RE: Too Confused! About the Special Kitties breeding rules
There are only two alleles. For the Clover, they let breeding proceed as normal producing a Dominant hiding Recessive offspring. Then they checked if the offspring was "lucky". If so, they replaced the Recessive with Clover, discarding the original Recessive, and applied the paint-job. Once this is done there are still only two alleles; but the visible phenotype in-world (and on the Pedigree Roster page) is the paint-job, and the visible phenotype on the Pedigree View page (the tree-view) is the original Dominant. But there is no guarantee that the hidden Clover allele is not actually dominant over the Dominant passed from one parent.
This is the exact same pattern used for all Special Collection cats and the Clover is, if you look on the Pedigree View page, also marked as a Special Collection cat. The only difference with the Clover is that you bred it (and so effected the Dominant) instead of purchasing a Starter Special Collection cat (which always has a Genesis eye for its Dominant and, therefor, the Recessive is, by definition of the game design, also recessive).

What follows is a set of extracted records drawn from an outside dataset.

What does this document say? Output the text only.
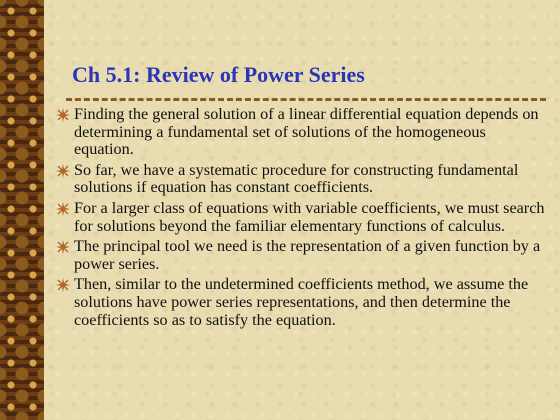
Ch 5.1: Review of Power Series
Finding the general solution of a linear differential equation depends on determining a fundamental set of solutions of the homogeneous equation.
So far, we have a systematic procedure for constructing fundamental solutions if equation has constant coefficients.
For a larger class of equations with variable coefficients, we must search for solutions beyond the familiar elementary functions of calculus.
The principal tool we need is the representation of a given function by a power series.
Then, similar to the undetermined coefficients method, we assume the solutions have power series representations, and then determine the coefficients so as to satisfy the equation.
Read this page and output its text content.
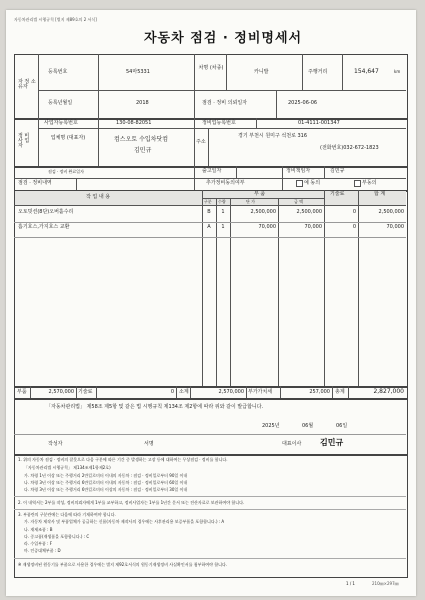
자동차관리법 시행규칙 [별지 제89호의 2 서식]
자동차 점검 · 정비명세서
자 정 소유자
등록번호	54마5331
차명 (차종)
카니발	주행거리	154,647	km
등록년월일	2018	점검 · 정비 의뢰일자	2025-06-06
정 비 사 업 자
사업자등록번호	130-08-82051	정비업등록번호	01-4111-001347
업체명 (대표자)	컴스오토 수입차닷컴
김민규
주소
경기 부천시 원미구 석천로 316
(전화번호)032-672-1823
점검 · 정비 완료일자	출고일자	정비책임자	김민규
점검 · 정비내역	추가정비동의여부	예 동의	부동의
작 업 내 용	부 품	기술료	합 계
구분 수량	단 가	금 액
오토밋션(8단)오버홀수리	B	1	2,500,000	2,500,000	0	2,500,000
흡기호스,가지호스 교환	A	1	70,000	70,000	0	70,000
부품	2,570,000 기술료	0 소계	2,570,000 부가가치세	257,000 총계	2,827,000
「자동차관리법」 제58조 제5항 및 같은 법 시행규칙 제134조 제2항에 따라 위와 같이 발급합니다.
2025년	06월	06일
작성자	서명	대표이사 김민규
1. 위의 자동차 점검 · 정비의 잘못으로 다음 구분에 따른 기간 중 발생하는 고장 등에 대하여는 무상점검 · 정비를 합니다.
「자동차관리법 시행규칙」 제134조제1항제2호)
가. 차령 1년 이상 또는 주행거리 2만킬로미터 이내의 자동차 : 점검 · 정비일로부터 90일 이내
나. 차령 3년 이상 또는 주행거리 6만킬로미터 이내의 자동차 : 점검 · 정비일로부터 60일 이내
다. 차령 3년 이상 또는 주행거리 6만킬로미터 이상의 자동차 : 점검 · 정비일로부터 30일 이내
2. 이 내역서는 2부를 작성, 정비의뢰자에게 1부를 교부하고, 정비사업자는 1부를 1년간 문서 또는 전산자료로 보관하여야 합니다.
3. 부품란의 구분란에는 다음에 따라 기재하여야 합니다.
가. 자동차 제작사 및 부품업체가 공급하는 신품(자동차 제작사의 경우에는 사후관리용 보증부품을 포함합니다.) : A
나. 재제조품 : B
다. 중고품(재생품을 포함합니다.) : C
라. 수입부품 : F
마. 인증대체부품 : D
※ 재생정비된 원동기를 부품으로 사용한 경우에는 별지 제92호서식의 원동기재생정비 사실확인서를 첨부하여야 합니다.
1 / 1	210㎜×297㎜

Note, above, I use capitalization (Dominant and Recessive) to mean an allele which would be dominant or recessive (lower case: the genetic factor) in a normal cat.
An earlier poster seems to claim the Pedigree View page proves Clover is always recessive to the Dominant shown there. If this is the case, the contest of luck used to produce the Clover was not a pure lottery as it should have been. Instead, it is what we'd call a "rigged game" intentionally putting those concentrating on the most recessive eye alleles at a disadvantage. That is, unless Clover is the new True Recessive (which remains unproven). We should start seeing hard data on the true place of Clover in the dominance hierarchy over the next few days.